La trama parla di Luke Ellis, ragazzo incredibilmente dotato a livello intellettivo, che viene rinchiuso dentro a "L'istituto" per una sua capacità quasi irrilevante a confronto del QI; è lievemente telecinetico. Insieme a lui ci sono altri ragazzi, sempre dotati di poteri, e tutti loro sono vittime di esperimenti orribili di cui non si scopriranno intenti e motivazioni se non verso la fine del testo. Spesso e volentieri King associa questo luogo ai campi di concentramento, sebbene ciò che succede sia ben differente e decisamente ridotto sia in termini di quantità ma, soprattutto di atrocità perpetuate. Il parallelo, però, aiuta ad umanizzare e a sentire maggiormente ciò che succede che, comunque, è terribile.

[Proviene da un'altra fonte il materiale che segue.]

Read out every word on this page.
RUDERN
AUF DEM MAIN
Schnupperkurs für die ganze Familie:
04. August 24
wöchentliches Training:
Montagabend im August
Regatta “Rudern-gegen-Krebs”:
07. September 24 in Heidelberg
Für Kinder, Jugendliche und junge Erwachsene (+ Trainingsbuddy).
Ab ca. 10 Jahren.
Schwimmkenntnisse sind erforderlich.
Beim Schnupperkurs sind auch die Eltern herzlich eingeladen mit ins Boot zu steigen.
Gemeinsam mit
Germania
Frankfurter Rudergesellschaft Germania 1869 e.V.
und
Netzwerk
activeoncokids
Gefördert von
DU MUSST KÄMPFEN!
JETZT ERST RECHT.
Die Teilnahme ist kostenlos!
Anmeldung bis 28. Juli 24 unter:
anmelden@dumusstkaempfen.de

L'atmosfera, infatti, a parte questi piccoli aiuti e qualche frase ben riuscita che ai nostalgici ricorderà i "bei tempi" Kinghiani, non sarà particolarmente tangibile. Proprio per questo non può essere considerato un horror; salvo le primissime pagine dove ci si aspetta da un momento all'altro che si avvii qualcosa che poi non inizierà mai, il lettore non ha mai il benché minimo fremito, se non derivante da ciò che succede effettivamente. Il "non detto" non c'è e così nemmeno la suspense. Quest'ultima manca completamente anche a livello di trama, perché appare più che evidente sin da subito la struttura portante della vicenda.
La struttura del testo, infatti, è l'aspetto che delude maggiormente. Si apre con un punto di vista (tra l'altro molto interessante), che viene completamente abbandonato per la stragrande maggioranza delle pagine e appare piuttosto evidente quale sarà la sua finalità. Solamente da metà testo (ma anche qualcosina in più) in avanti si cominceranno a vedere un po' di cambi di punti di vista (qualche sprazzo di "cattivi" e uno nuovo, creato necessariamente a causa dello sviluppo della storia), ma questo aspetto non verrà quasi mai portato avanti in maniera parallela e utile per aumentare la frenesia di lettura del lettore.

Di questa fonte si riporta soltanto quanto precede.